Perché, per il cinema americano, la colpa ricade sempre e solo sull’uomo bianco, invariabilmente dipinto come un malvagio colonialista? Molto mi ha fatto riflettere in proposito la visione del film “Hostiles”, di Scott Cooper, nella cui visione mi sono imbattuto casualmente in un’afosa sera di agosto, dopo aver posto a me stesso una domanda sin troppo banale: “perché non concedere una possibilità anche ad un western di nuova generazione?”

Avvertendo in anticipo della presenza di spoiler nel prosieguo di questa recensione, parto con l’ammettere che, per una buona mezz’ora, il film mi è piaciuto. Il dispiegarsi della trama comincia con un assalto ad una famiglia di coloni da parte di una banda di pellirossa, fatto questo che – per la cronaca – accadeva assai di frequente, ma che nel nome del politicamente corretto nessuno avrebbe mai il coraggio di riportare. Nell’assalto muoiono – brutalmente trucidati – il capofamiglia, soggetto addirittura alla feroce pratica del taglio dello scalpo, due bambine di circa dodici anni, ed un neonato. Il regista, in una scena spiazzante per la sua crudezza, ha – a mio avviso – il merito di mostrare senza blandizie tutta la violenza perpetrata dai pellirossa ai danni dei coloni bianchi; come non menzionare, ad esempio, la terribile immagine della madre che si salva scappando e nascondendosi, senza accorgersi della morte – causata da un colpo di pistola – del figlioletto neonato.
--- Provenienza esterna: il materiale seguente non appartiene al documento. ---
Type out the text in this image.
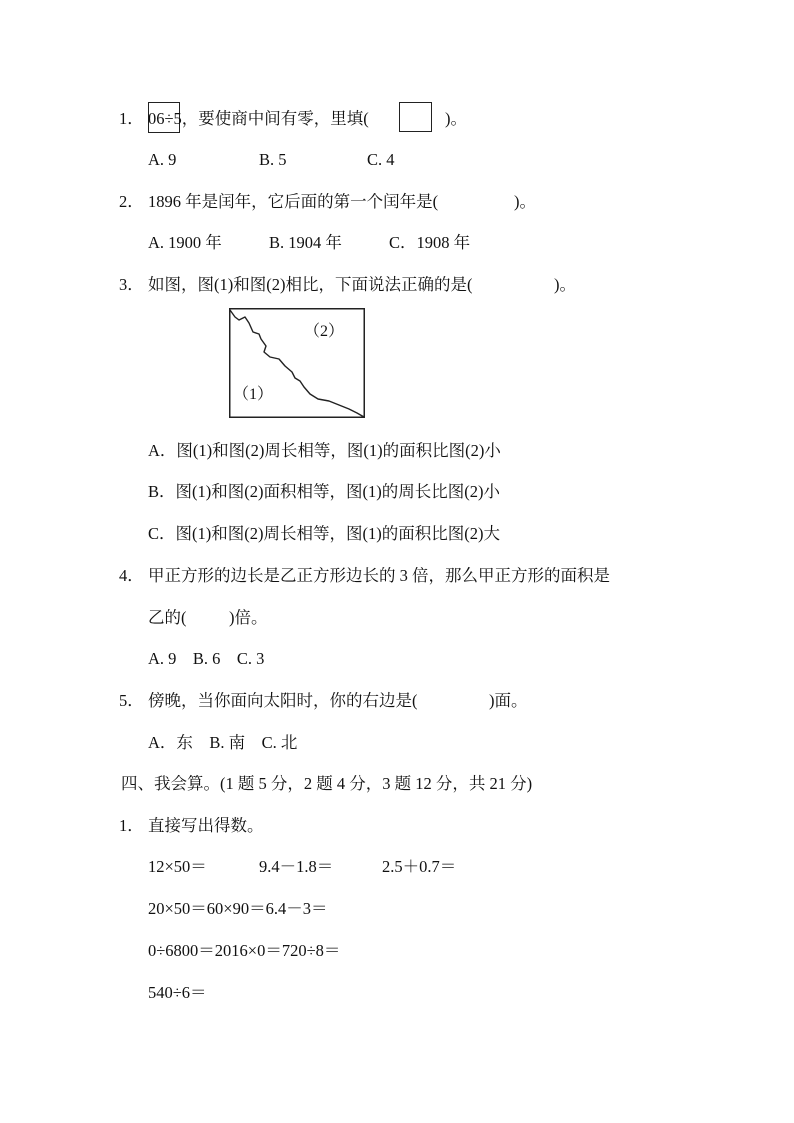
1． 06÷5，要使商中间有零，里填(	)。
A. 9	B. 5	C. 4
2． 1896 年是闰年，它后面的第一个闰年是(	)。
A. 1900 年	B. 1904 年	C．1908 年
3． 如图，图(1)和图(2)相比，下面说法正确的是(	)。
（2）
（1）
A．图(1)和图(2)周长相等，图(1)的面积比图(2)小
B．图(1)和图(2)面积相等，图(1)的周长比图(2)小
C．图(1)和图(2)周长相等，图(1)的面积比图(2)大
4． 甲正方形的边长是乙正方形边长的 3 倍，那么甲正方形的面积是
乙的(	)倍。
A. 9　B. 6　C. 3
5． 傍晚，当你面向太阳时，你的右边是(	)面。
A．东　B. 南　C. 北
四、我会算。(1 题 5 分，2 题 4 分，3 题 12 分，共 21 分)
1． 直接写出得数。
12×50＝	9.4－1.8＝	2.5＋0.7＝
20×50＝60×90＝6.4－3＝
0÷6800＝2016×0＝720÷8＝
540÷6＝
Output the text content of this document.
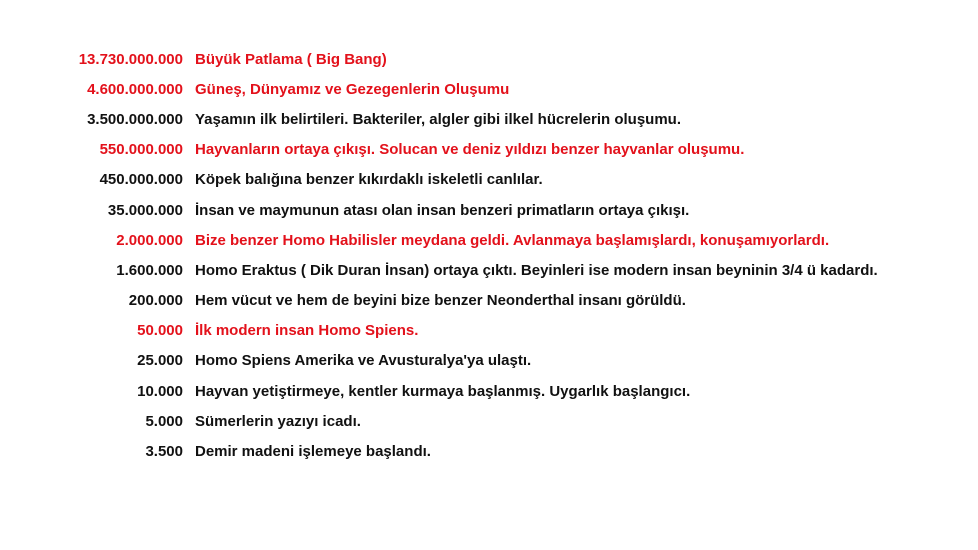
13.730.000.000 Büyük Patlama ( Big Bang)
4.600.000.000 Güneş, Dünyamız ve Gezegenlerin Oluşumu
3.500.000.000 Yaşamın ilk belirtileri. Bakteriler, algler gibi ilkel hücrelerin oluşumu.
550.000.000 Hayvanların ortaya çıkışı. Solucan ve deniz yıldızı benzer hayvanlar oluşumu.
450.000.000 Köpek balığına benzer kıkırdaklı iskeletli canlılar.
35.000.000 İnsan ve maymunun atası olan insan benzeri primatların ortaya çıkışı.
2.000.000 Bize benzer Homo Habilisler meydana geldi. Avlanmaya başlamışlardı, konuşamıyorlardı.
1.600.000 Homo Eraktus ( Dik Duran İnsan) ortaya çıktı. Beyinleri ise modern insan beyninin 3/4 ü kadardı.
200.000 Hem vücut ve hem de beyini bize benzer Neonderthal insanı görüldü.
50.000 İlk modern insan Homo Spiens.
25.000 Homo Spiens Amerika ve Avusturalya'ya ulaştı.
10.000 Hayvan yetiştirmeye, kentler kurmaya başlanmış. Uygarlık başlangıcı.
5.000 Sümerlerin yazıyı icadı.
3.500 Demir madeni işlemeye başlandı.
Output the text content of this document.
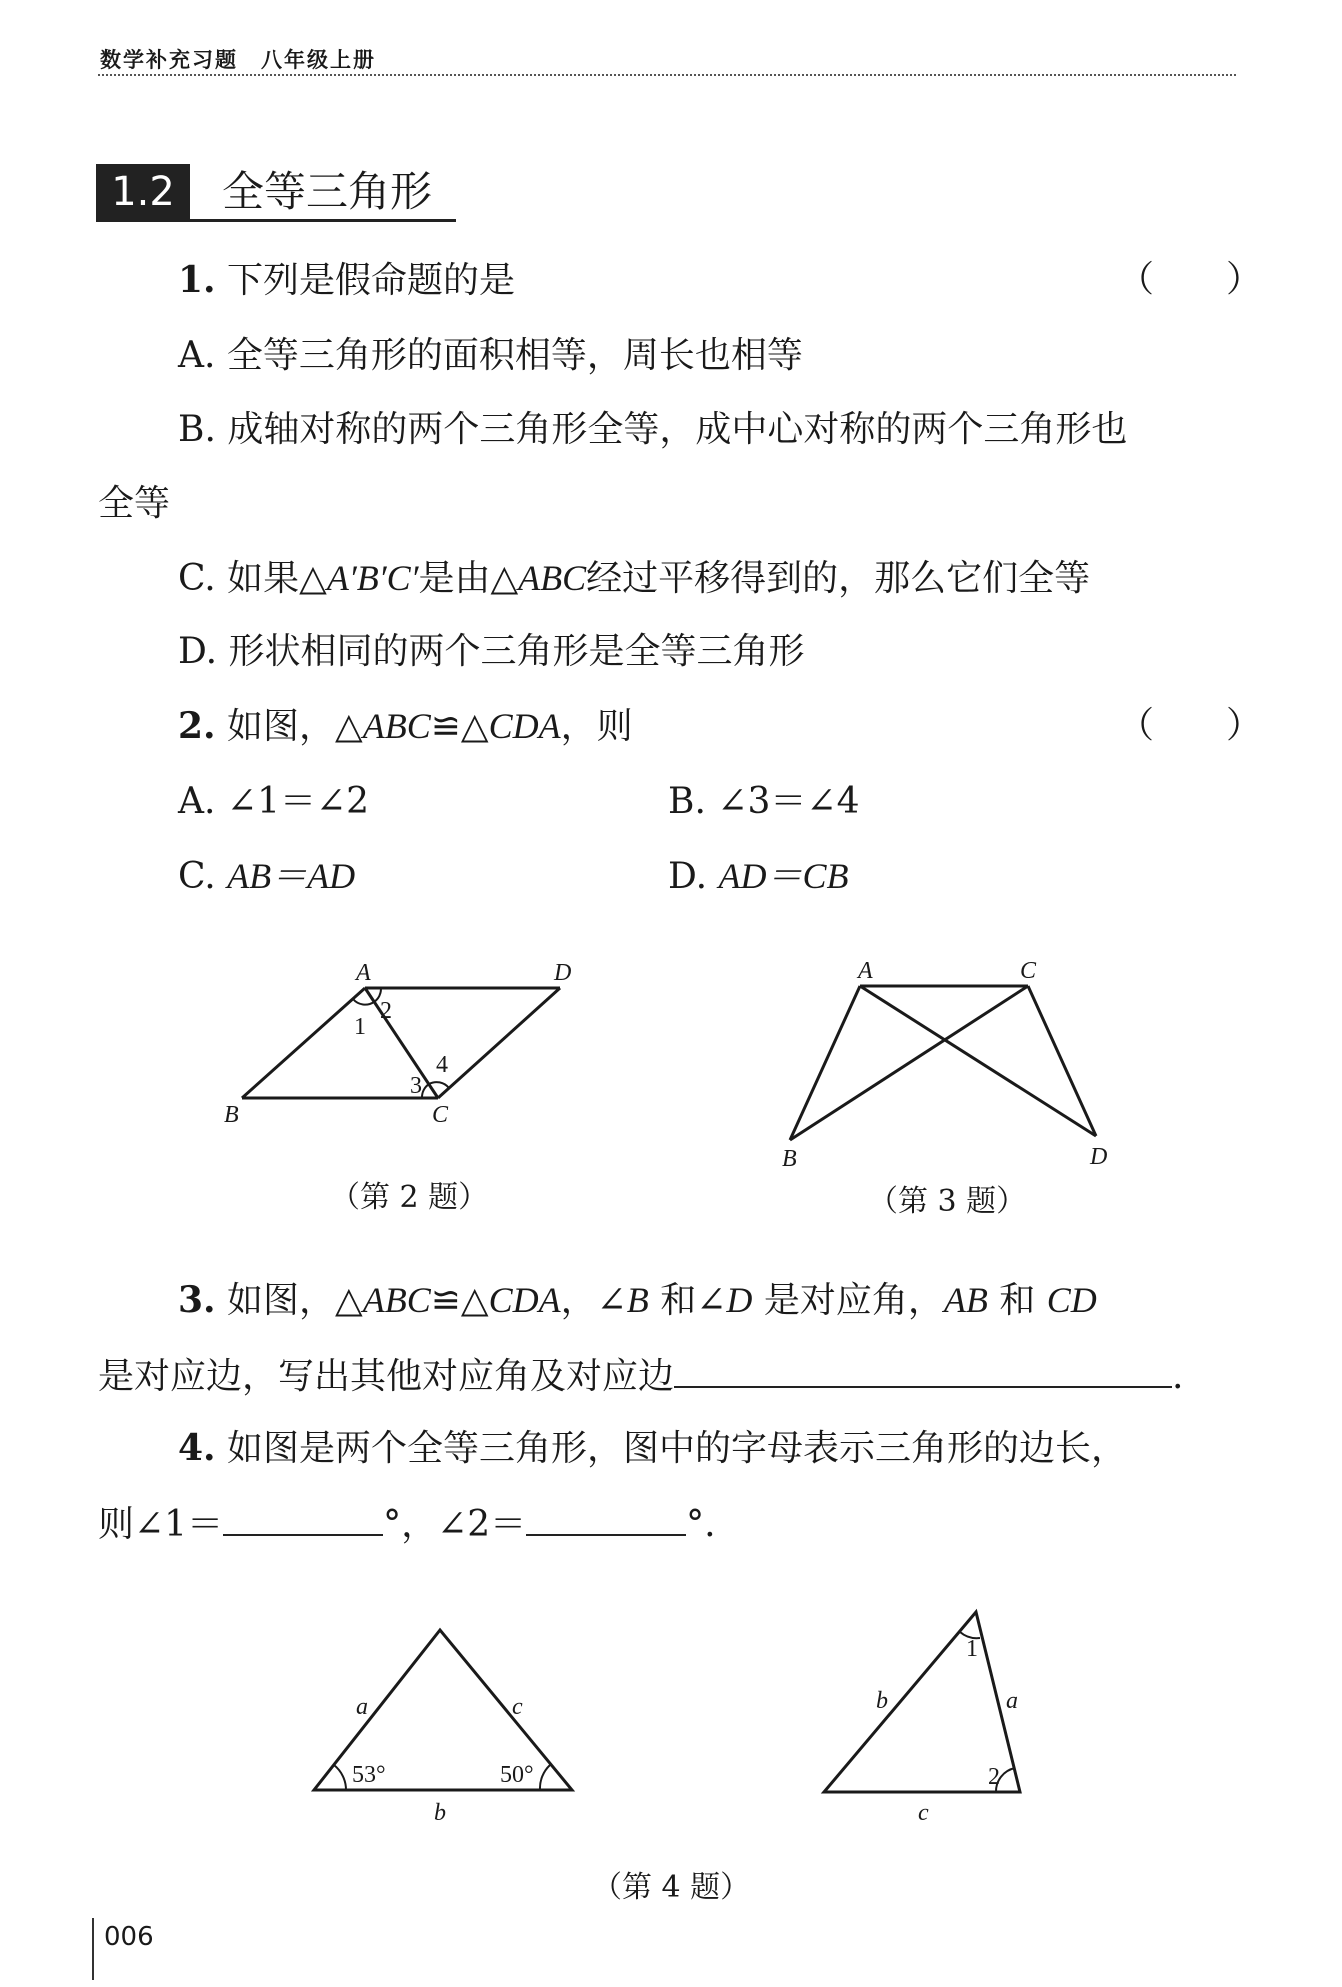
数学补充习题　八年级上册
1.2	全等三角形
1. 下列是假命题的是	（　　）
A. 全等三角形的面积相等，周长也相等
B. 成轴对称的两个三角形全等，成中心对称的两个三角形也
全等
C. 如果△A′B′C′是由△ABC经过平移得到的，那么它们全等
D. 形状相同的两个三角形是全等三角形
2. 如图，△ABC≌△CDA，则	（　　）
A. ∠1＝∠2	B. ∠3＝∠4
C. AB＝AD	D. AD＝CB
A	D
B	C
1
2
3
4
（第 2 题）
A	C
B	D
（第 3 题）
3. 如图，△ABC≌△CDA，∠B 和∠D 是对应角，AB 和 CD
是对应边，写出其他对应角及对应边	.
4. 如图是两个全等三角形，图中的字母表示三角形的边长，
则∠1＝	°，∠2＝	°.
a	c
b
53°	50°
1
2
b	a
c
（第 4 题）
006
La trama salta dunque in New Mexico, altra celeberrima località del selvaggio West, dove un gruppo di soldati sta dando la caccia ad una famiglia di indiani, fuggiti dalla riserva dove si trovavano confinati. Una volta catturati i fuggiaschi – adeguatamente legati ed insultati – vengono questi ultimi trasferiti nelle vesti di prigionieri presso un tipico forte di frontiera (Fort Berringer), ai quali negli anni Settanta ci hanno abituati gli assai più gradevoli film di John Wayne. Ad attendere il capitano dell’esercito Joseph Blocker (interpretato da un fenomenale Christian Bale) l’ordine di condurre un vecchio capo indiano morente e la sua famiglia nella loro terra natia. In una scena assai ben fatta, il succitato capitano – che odia i nativi con tutto sé stesso – rifiuta di eseguire il comando impartitogli, poiché il capo indiano, prima di essere catturato, si era già reso responsabile in passato della morte di numerosi suoi commilitoni. Nonostante l’ostinata pervicacia dell’ufficiale, la composita carovana di pellirossa e “visi pallidi” parte comunque alla volta del Montana, dove è situata appunto la “Valle degli orsi”, terra d’origine della famiglia indiana scortata.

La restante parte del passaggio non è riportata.